Some really interesting information in this data. Using a # Mentions / # Messages during a time period is an interesting concept of measuring quality as it measures the number of times someone has ‘retweeted’ that user or ‘talked to’ that user.  There’s quality in the retweets and interaction. That said, it would be extremely easy to ‘game’ this measure by tweeting fewer times and getting your followers to ‘retweet’ you…but…its still an interesting measure.

Another interesting piece of information is the “On lists” statistics. To me – and upon first glance – this is a really interesting way to measure the ‘quality’ of a user.  If others feel so good about that user’s tweets and list them on a list, they are doing that for a reason…but what reason?  Is it because they like their content and want to keep up with them and want to share that content with others?

Nothing earth shattering so far in this data but some interesting tidbits.  Namely…Quality appears to be must different than Quantity…although we all already knew that.

That said…if you could find a way to easily see how many times a user has been ‘mentioned’ and compare that to how many messages they’ve sent out, you might be able to focus in on quality twitter users.   When you use this quality measure in addition to the number of lists a user is on, I think you’ve got yourself a nice way to quickly find quality twitter users.

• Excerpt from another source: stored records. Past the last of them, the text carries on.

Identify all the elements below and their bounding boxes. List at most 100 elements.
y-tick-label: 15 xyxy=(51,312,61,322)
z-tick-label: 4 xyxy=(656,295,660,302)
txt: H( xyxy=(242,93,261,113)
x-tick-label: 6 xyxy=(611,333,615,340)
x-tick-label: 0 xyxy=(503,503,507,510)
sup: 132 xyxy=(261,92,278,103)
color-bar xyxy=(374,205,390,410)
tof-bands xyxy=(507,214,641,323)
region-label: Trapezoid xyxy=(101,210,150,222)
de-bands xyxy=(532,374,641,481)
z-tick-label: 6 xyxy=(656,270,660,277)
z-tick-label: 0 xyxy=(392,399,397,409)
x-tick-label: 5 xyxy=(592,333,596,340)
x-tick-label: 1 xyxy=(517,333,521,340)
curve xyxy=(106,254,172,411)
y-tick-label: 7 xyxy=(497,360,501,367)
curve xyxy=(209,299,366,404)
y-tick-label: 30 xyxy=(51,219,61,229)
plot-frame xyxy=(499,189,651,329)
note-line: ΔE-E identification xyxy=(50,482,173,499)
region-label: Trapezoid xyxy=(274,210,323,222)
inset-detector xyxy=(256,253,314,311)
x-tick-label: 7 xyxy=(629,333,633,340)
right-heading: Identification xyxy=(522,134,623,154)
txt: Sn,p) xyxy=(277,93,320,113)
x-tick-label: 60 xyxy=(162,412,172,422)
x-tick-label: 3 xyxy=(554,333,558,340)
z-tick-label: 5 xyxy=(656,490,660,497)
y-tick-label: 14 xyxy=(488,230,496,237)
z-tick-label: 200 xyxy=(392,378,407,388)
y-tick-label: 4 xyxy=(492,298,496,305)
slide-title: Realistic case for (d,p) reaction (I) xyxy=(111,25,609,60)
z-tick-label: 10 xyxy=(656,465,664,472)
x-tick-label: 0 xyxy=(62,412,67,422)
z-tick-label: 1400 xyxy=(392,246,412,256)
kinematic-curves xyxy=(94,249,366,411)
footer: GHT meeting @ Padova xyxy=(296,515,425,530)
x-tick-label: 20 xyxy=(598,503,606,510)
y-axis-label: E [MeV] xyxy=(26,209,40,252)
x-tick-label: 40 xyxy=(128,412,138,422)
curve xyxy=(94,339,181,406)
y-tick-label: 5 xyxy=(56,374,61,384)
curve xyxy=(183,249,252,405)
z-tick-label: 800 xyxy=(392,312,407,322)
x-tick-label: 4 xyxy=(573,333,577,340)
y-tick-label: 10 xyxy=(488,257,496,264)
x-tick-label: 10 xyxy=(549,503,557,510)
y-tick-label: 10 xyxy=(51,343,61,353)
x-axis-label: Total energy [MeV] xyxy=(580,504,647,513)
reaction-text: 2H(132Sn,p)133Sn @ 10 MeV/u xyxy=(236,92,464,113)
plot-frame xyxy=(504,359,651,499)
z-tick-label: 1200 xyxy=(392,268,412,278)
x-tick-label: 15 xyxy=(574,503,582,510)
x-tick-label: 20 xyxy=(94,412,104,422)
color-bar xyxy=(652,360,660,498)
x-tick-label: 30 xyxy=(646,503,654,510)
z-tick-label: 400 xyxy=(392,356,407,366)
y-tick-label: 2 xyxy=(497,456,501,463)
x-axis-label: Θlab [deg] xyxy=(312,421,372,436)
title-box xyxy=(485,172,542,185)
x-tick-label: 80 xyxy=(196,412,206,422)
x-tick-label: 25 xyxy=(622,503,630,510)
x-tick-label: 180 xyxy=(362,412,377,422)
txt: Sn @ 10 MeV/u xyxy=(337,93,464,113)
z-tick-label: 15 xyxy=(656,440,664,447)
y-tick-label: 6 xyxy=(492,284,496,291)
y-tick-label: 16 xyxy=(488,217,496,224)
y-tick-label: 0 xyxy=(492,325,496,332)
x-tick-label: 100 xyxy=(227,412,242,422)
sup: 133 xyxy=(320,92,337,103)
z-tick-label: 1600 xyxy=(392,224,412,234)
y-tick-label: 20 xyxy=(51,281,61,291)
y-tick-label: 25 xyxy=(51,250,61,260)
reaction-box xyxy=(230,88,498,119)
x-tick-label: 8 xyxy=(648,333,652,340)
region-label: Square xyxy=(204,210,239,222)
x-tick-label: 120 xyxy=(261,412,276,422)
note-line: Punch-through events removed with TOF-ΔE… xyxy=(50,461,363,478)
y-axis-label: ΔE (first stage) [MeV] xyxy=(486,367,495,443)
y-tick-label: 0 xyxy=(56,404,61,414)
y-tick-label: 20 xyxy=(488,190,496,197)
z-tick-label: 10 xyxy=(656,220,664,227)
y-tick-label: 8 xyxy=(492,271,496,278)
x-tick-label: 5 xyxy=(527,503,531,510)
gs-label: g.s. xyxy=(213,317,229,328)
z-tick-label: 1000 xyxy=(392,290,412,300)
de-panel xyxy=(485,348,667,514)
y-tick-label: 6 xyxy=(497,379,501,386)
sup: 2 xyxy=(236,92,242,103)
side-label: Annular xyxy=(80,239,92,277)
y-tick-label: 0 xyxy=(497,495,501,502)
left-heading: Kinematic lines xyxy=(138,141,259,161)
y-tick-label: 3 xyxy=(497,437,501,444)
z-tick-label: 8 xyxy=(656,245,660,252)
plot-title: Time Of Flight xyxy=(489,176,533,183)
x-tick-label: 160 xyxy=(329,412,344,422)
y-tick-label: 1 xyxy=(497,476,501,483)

Maybe.  We’ll see what the numbers continue to tell us. 🙂

I’ll be continuing to play around with the data to see what else might come out of it.  If you have any suggestions for interesting studies on this data, please let me know.

PS – I am continuing to collect data so I’ll have more data points to look at in the future.

Image Credit: data slide By bionicteaching on flickr

7 responses to “A quick analysis of the #CIO Twitter Stream – Twitter Quality vs Quantity?”

  1. Charles H. Green Avatar

    Eric, I find this very interesting: i like that someone of your obvious quantitative AND business-wisdom character is looking at this, it makes me optimistic that interesting things will come of it.

    One question arises, just seeing it for the first time, how do you see the analysis you are doing here as being similar to, or different from, what you understand Klout to be doing with somewhat similar datasets?

    Many thanks,
    Charlie

    1. Eric D. Brown Avatar

      Hi Charles – thanks for the kind words.

      I think what I’m looking at is similar to what Klout is doing. I don’t know how they value/measure ‘influence’ so I can’t really use their methods/scores. That said, I plan to review their scoring approach and see how it might align with what I might come up with.

  2. John Dodge Avatar

    Good column, Eric…I’ll make sure I Tweet it with the hashtag #CIO -:)

    Glad @thedodgeretort at least shows in the middle of the pack. A good follow might be to make some specific recommendations how to increase your Twitter influence with CIOs. I was following Valafashar, but added @cioindex….. Thanks…JD #CIO

    1. Eric D. Brown Avatar

      Hi John –

      Thanks…good to see you in there as well. I’m working on some follow up posts about this topic RE: influence, etc…hope to have something available in the coming days/weeks.

  3. Eric D. Brown Avatar

    Thanks for this. I understand and use Klout but am also interested in understanding the deeper meaning of “influence” and how it might be measured.

  4. H Khan Avatar

    Hi Eric,

    Just a quick thought — IMHO the metric you propose is analogous to pagerank, conceptually. Which means that it’s likely a great idea 🙂 Love the work, will keep an eye open for more updates.

    1. Eric D. Brown Avatar

      Thanks for the comment…I’ve looked at Google’s “quality” measures but it never crossed my mind to see how they might apply here….thanks for the idea!